A dude’s jizz on chooks
Corellas are similar to Sulphur-crested Cockatoos but whereas Sulphur-crested cockatoos dementedly shriek and cajole, corellas deliver a quavering, uncertain, two-part call that seems to ask a question rather than make a demand.
Corellas resort to a screech only when they’re agitated. They also lack the imposing headgear of their showier cousins.
Until recently, we thought we had them nailed, thought we could say with absolute certainty, ‘Yep, that’s a corella’. Except now I’ve discovered there are two types of corella around here. That’ll teach me to idly flick through the Simpson & Day Field Guide to the Birds of Australia.
The main contender for our local corella is the Long-billed variety, distinguished by its long, upper mandible (beak), bluish skin around the eye, pink splashes on the throat and the side of the breast, and a light yellow wash on its underwings.
The Little Corella has all of the above, except it has a shorter upper mandible and no pink on its breast, or cere (bird-watcher talk meaning ‘the bare, wax-like or fleshy structure at the base of the upper beak, containing the nostrils’).
On our early-morning walk – our latest attempt to fend off atrophy – we encountered a large flock of corellas grazing in a paddock. I crept up to the fence, camera aimed. In twitcher talk, I’d be classified as ‘a dude’. (Hopefully, you’ll manage to decipher this post’s headline with that link.)
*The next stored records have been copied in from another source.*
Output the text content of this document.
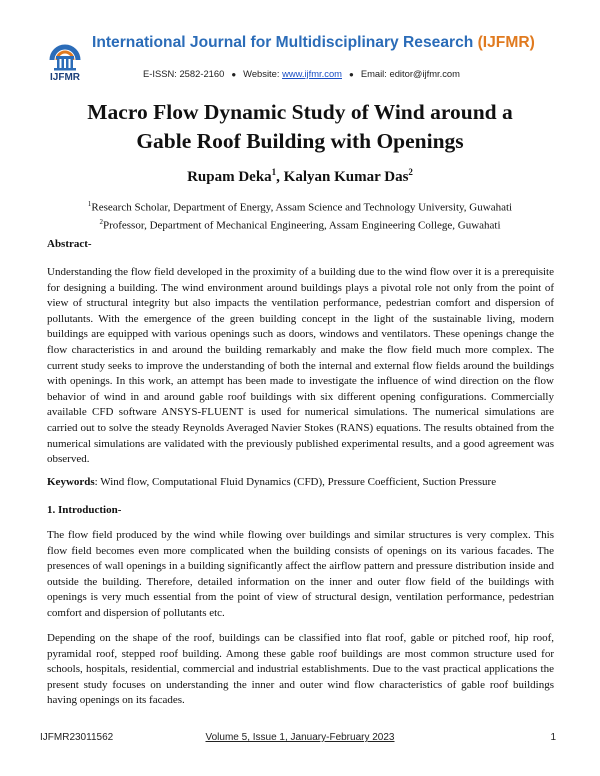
IJFMR
International Journal for Multidisciplinary Research (IJFMR)
E-ISSN: 2582-2160 ● Website: www.ijfmr.com ● Email: editor@ijfmr.com
Macro Flow Dynamic Study of Wind around a
Gable Roof Building with Openings
Rupam Deka$^1$, Kalyan Kumar Das$^2$
$^1$Research Scholar, Department of Energy, Assam Science and Technology University, Guwahati
$^2$Professor, Department of Mechanical Engineering, Assam Engineering College, Guwahati
Abstract-
Understanding the flow field developed in the proximity of a building due to the wind flow over it is a prerequisite for designing a building. The wind environment around buildings plays a pivotal role not only from the point of view of structural integrity but also impacts the ventilation performance, pedestrian comfort and dispersion of pollutants. With the emergence of the green building concept in the light of the sustainable living, modern buildings are equipped with various openings such as doors, windows and ventilators. These openings change the flow characteristics in and around the building remarkably and make the flow field much more complex. The current study seeks to improve the understanding of both the internal and external flow fields around the buildings with openings. In this work, an attempt has been made to investigate the influence of wind direction on the flow behavior of wind in and around gable roof buildings with six different opening configurations. Commercially available CFD software ANSYS-FLUENT is used for numerical simulations. The numerical simulations are carried out to solve the steady Reynolds Averaged Navier Stokes (RANS) equations. The results obtained from the numerical simulations are validated with the previously published experimental results, and a good agreement was observed.
Keywords: Wind flow, Computational Fluid Dynamics (CFD), Pressure Coefficient, Suction Pressure
1. Introduction-
The flow field produced by the wind while flowing over buildings and similar structures is very complex. This flow field becomes even more complicated when the building consists of openings on its various facades. The presences of wall openings in a building significantly affect the airflow pattern and pressure distribution inside and outside the building. Therefore, detailed information on the inner and outer flow field of the buildings with openings is very much essential from the point of view of structural design, ventilation performance, pedestrian comfort and dispersion of pollutants etc.
Depending on the shape of the roof, buildings can be classified into flat roof, gable or pitched roof, hip roof, pyramidal roof, stepped roof building. Among these gable roof buildings are most common structure used for schools, hospitals, residential, commercial and industrial establishments. Due to the vast practical applications the present study focuses on understanding the inner and outer wind flow characteristics of gable roof buildings having openings on its facades.
IJFMR23011562	Volume 5, Issue 1, January-February 2023	1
Two or three Galahs had joined the flock and after wheeling dizzily in a dazzling display of aerial acrobatics, they all settled in trees to resume grazing as they happily chattered to each other.
Mating pairs of Long-billed Corellas make nests in eucalypt hollows, lined with decayed wood, where they both incubate the eggs and care for the chicks. In the world of the corella, the division of labour is never an issue.
After painstaking scrutiny of the photographic evidence (none too clear for that sort of thing), I can attest with absolute certainty that the corellas we saw this morning were the Long-billed variety… I think.